Research Project: Bioproducts and Biopolymers from Agricultural Feedstocks

Location: Bioproducts Research

Title: Potential of industrial hemp for phytoremediation of heavy metals

item PLACIDO, DANTE - Former ARS Employee
item Lee, Charles

Submitted to: Plants
Publication Type: Peer Reviewed Journal
Publication Acceptance Date: 2/15/2022
Publication Date: 2/23/2022
Citation: Placido, D., Lee, C.C. 2022. Potential of industrial hemp for phytoremediation of heavy metals. Plants. 11(5). Article 595.

Interpretive Summary: As our economic activities continue to release heavy metals into the environment, more arable land will be threatened even as the growing population increases the demand for food. There is an urgent need for economical and sustainable soil remediation strategies. Phytoremediation is a promising technique that has been demonstrated to remove heavy metals from polluted lands. Industrial hemp is an excellent candidate for phytoremediation due to its deep root system, tolerance to heavy metal accumulation, ample quantity of above-ground biomass, and multiple avenues for commercialization. The recent availability of the genome sequence as well as several powerful genetic engineering tools greatly increase the potential for bioengineering this plant to further improve its phytoremediation abilities.

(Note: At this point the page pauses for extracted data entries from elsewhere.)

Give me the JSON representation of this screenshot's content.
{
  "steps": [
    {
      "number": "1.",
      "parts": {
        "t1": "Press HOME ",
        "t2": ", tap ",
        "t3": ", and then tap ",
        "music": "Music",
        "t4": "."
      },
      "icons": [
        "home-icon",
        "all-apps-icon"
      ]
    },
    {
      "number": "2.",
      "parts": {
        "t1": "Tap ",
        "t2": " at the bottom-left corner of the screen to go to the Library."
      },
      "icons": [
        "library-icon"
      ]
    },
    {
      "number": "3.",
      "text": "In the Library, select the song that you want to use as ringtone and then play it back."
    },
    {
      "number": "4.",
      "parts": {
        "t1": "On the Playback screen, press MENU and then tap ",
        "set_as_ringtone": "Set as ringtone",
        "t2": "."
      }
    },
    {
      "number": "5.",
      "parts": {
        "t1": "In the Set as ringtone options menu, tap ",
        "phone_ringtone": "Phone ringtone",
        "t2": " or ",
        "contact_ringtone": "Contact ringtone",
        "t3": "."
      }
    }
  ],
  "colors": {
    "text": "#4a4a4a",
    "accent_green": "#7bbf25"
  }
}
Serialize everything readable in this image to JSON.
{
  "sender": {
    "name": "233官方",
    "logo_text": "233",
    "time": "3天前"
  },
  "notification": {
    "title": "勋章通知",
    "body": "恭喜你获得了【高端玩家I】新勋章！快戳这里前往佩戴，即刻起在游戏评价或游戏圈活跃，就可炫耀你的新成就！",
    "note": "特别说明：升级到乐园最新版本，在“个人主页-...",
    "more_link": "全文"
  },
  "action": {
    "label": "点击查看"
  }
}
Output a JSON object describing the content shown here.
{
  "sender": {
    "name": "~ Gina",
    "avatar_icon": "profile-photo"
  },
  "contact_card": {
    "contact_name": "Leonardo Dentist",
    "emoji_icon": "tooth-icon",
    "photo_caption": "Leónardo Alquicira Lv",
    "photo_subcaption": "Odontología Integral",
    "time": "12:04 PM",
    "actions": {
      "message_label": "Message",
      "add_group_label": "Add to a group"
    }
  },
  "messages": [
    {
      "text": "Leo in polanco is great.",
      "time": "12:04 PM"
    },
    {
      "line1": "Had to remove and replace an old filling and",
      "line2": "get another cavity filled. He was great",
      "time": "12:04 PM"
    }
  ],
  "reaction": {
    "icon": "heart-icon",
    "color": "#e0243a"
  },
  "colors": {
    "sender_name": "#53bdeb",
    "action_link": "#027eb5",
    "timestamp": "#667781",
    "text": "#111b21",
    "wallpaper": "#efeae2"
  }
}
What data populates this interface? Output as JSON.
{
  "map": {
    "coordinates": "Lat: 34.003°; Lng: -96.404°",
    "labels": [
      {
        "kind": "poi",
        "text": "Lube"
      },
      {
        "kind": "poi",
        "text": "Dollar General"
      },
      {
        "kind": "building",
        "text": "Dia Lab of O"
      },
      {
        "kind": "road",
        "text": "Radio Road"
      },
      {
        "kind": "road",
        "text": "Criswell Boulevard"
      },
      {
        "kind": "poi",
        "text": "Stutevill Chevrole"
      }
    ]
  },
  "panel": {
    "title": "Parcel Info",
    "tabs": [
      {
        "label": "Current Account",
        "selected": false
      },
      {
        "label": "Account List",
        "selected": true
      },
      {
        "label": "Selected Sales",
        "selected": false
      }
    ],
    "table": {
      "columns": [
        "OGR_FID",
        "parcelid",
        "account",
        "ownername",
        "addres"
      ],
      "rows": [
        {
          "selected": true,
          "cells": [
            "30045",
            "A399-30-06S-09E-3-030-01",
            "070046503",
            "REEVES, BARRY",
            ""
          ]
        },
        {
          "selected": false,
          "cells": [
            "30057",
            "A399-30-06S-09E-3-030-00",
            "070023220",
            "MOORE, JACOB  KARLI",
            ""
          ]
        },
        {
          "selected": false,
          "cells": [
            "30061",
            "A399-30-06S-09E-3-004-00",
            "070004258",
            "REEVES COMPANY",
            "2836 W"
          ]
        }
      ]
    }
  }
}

Technical Abstract: The accumulation of anthropogenic heavy metals in soil is a major form of pollution. These toxic elements are nonbiodegradable and therefore persist for many years as threats to human and environmental health. Traditional forms of remediation are costly and potentially damaging to the land. An alternative strategy is phytoremediation in which plants are used to capture the heavy metal from the environment. Industrial hemp (Cannabis sativa) is a promising candidate for phytoremediation. Hemp has deep roots and has been shown to be tolerant to the accumulation of different heavy metals. In addition, the crop biomass has many potential commercial uses after harvest. Furthermore, the recent availability of an annotated genome sequence provides a powerful tool to bioengineer C. sativa for better phytoremediation.